Chief minister O Panneerselvam rushed to the national capital for a meeting with Modi as a wave of protests rocked the southern state with anger rising over the top court’s 2014 ban on the traditional and popular bull-taming sport.
Thousands of people camping at Chennai’s landmark Marina Beach for the third consecutive day blamed politicians for not bringing in an emergency ordinance to override the court’s ban. Besides, they want a ban on PETA, the animal rights campaign group.
“We are not politicians,” said Haseem, a 19-year-old college student from Chennai who joined the protests on Wednesday morning. “Our movement is not going stop because of our leaders’ failures. Our movement began as a response to their repeated failures.”
In a series of tweets, the Prime Minister said the government acknowledged the “cultural significance” of Jallikattu but added the “matter is presently sub judice”.
“The Centre would be supportive of steps taken by the state government.”
For his part, Panneerselvam promised that the state government “will soon take steps along with (the) Centre on how to enable Jallikattu”.
“You will soon see steps. Wait, good will happen,” he said, a day after the ruling AIADMK’s general secretary VK Sasikala announced that the state government will adopt a resolution in the assembly for lifting the ban on Jallikattu.
Shortly before the chief minister’s comments, the Supreme Court refused to hear a plea over the protests at Marina, which has turned into the ground zero for the agitation against the ban.
A bench headed by Chief Justice Jagdish Singh Khehar asked the petitioner, lawyer Raja Raman, to file a plea in the Madras high court for relief.

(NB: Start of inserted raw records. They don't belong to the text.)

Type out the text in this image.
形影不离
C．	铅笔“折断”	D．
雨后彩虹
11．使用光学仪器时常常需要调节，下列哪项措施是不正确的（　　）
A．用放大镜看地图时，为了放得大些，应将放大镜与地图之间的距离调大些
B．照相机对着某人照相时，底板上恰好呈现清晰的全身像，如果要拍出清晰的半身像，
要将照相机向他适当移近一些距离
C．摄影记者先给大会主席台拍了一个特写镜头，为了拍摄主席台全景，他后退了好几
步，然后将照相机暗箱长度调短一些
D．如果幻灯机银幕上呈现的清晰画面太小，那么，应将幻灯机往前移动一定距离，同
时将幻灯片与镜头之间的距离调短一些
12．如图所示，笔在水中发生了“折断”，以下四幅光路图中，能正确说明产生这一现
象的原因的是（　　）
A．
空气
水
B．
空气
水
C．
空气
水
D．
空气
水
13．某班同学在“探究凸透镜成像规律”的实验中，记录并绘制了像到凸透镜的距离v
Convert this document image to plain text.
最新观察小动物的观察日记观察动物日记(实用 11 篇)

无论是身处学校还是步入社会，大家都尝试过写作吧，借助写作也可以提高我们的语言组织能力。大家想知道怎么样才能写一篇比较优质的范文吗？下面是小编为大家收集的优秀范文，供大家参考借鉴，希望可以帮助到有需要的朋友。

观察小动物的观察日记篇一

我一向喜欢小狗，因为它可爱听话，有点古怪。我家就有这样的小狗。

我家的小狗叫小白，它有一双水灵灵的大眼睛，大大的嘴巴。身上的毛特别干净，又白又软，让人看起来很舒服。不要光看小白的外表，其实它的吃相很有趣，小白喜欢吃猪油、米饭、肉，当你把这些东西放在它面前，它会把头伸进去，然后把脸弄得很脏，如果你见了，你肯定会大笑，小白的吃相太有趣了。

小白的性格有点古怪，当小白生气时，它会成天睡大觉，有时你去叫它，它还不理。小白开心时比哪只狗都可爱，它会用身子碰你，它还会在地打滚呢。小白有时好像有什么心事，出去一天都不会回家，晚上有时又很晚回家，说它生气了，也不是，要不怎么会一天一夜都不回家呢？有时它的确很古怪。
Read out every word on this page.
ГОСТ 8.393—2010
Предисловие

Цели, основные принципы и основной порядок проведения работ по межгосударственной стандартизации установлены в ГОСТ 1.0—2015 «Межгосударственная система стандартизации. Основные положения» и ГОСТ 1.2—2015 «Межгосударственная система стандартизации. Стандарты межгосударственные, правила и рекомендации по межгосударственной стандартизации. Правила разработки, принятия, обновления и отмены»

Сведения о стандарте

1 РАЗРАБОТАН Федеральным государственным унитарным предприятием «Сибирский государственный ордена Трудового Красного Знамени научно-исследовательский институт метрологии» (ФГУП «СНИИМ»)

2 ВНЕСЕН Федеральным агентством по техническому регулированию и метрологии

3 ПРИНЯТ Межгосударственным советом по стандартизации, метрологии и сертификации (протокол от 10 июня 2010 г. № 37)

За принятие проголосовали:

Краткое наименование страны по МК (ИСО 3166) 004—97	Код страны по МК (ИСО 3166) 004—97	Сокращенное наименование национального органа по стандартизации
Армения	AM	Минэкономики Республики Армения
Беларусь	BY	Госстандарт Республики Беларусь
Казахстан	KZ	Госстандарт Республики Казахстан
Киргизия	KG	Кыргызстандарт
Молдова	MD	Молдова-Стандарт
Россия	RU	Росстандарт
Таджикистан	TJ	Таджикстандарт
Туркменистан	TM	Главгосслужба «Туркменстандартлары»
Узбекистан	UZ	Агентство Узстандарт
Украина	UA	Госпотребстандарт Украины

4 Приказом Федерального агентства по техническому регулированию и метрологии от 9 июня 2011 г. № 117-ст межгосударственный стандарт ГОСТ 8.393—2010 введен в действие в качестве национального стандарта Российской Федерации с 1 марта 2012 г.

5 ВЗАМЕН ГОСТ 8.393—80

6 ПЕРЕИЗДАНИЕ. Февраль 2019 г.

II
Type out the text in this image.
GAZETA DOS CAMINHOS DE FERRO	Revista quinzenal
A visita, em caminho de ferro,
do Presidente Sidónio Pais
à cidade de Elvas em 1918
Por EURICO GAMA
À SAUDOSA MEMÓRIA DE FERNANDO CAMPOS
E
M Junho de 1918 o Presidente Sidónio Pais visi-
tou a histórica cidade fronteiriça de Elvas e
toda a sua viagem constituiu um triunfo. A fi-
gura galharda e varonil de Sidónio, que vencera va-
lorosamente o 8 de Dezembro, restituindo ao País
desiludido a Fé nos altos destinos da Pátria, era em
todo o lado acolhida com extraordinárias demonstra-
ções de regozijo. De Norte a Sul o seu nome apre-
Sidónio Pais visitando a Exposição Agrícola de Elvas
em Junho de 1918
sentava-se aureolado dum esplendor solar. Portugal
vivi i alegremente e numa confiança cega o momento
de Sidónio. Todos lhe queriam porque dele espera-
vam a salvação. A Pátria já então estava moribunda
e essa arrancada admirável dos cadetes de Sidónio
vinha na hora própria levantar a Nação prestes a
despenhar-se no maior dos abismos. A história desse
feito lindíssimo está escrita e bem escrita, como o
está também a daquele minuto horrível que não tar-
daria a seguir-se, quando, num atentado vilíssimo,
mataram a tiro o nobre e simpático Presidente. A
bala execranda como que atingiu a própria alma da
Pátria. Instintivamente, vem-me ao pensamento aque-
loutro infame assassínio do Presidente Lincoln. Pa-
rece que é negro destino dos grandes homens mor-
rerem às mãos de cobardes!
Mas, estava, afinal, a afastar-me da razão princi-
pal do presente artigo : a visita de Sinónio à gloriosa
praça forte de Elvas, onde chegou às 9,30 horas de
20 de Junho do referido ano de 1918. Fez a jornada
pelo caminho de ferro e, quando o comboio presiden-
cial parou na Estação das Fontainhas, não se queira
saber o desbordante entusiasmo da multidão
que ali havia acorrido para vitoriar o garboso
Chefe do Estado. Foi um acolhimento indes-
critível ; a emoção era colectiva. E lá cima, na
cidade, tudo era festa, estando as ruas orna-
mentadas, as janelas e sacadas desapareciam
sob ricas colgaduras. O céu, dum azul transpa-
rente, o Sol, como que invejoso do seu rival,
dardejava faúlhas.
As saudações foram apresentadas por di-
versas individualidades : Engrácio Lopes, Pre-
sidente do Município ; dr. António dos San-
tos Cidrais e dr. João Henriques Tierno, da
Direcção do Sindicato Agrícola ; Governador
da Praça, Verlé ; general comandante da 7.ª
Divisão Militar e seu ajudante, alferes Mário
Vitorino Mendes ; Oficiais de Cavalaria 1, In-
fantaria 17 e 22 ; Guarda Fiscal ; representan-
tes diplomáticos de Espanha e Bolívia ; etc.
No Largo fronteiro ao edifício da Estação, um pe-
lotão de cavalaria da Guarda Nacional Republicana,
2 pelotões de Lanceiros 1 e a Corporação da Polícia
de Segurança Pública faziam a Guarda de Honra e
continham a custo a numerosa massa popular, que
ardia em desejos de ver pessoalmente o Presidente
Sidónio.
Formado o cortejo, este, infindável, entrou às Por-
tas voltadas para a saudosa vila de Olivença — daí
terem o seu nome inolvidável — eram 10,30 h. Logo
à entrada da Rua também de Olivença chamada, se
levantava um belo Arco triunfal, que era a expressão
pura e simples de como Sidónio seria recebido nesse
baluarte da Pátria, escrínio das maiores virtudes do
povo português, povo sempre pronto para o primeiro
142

The fresh wave of protests was triggered by the Supreme Court’s refusal last week to pass an order before the Pongal celebrations in mid-January, the time when Jallikattu is held. Earlier, the top court had struck down of a central notification allowing the sport.
Experts fear the Jallikattu protests could turn into a bigger uprising like the anti-Hindi riots, which took place during the Dravidian movement.
Tamil Nadu witnessed large scale protests by students in the 1960s over the imposition of Hindi as the official language in the state, with the majority Dravidian community fiercely opposing it before the order was rolled back by the central government.
Those protests were led by Periyar’s Dravidar Kazhagam and later the DMK. But the current demonstrations are a reflection of people’s anger against political figures.
Sentiments expressed on the beach had strong anti-Centre overtones.
“Do you really think a BJP Hindi-wallah sitting in Delhi is interested in us Tamils?” asked Ganesh, a 40-year-old professional from Chennai. “He was silent when Karnataka defied the SC and didn’t release Cauvery water. So what is he going to do?”
Thousands of protesters across the state vowed that their apolitical demonstration will continue as long as the ban is not lifted.
Senthil Nayagan, a 40-year-old IT professional who helped coordinate logistics for the crowd at the seafront site, said the protests are about an integral piece of Tamil culture that has been throttled.
“No politician is behind this, it’s the people spontaneously coming forth to fight for their heritage in the face of opposition from the Centre and other groups.”
Reports said police caned some of the protesters on Wednesday night, although the protests have remained peaceful so far. Authorities also ordered over two dozen colleges Chennai to close down.
Tensions have been escalating for the last week after hundreds of people were detained by police for allegedly organising local Jallikattu contests in defiance of the court ban.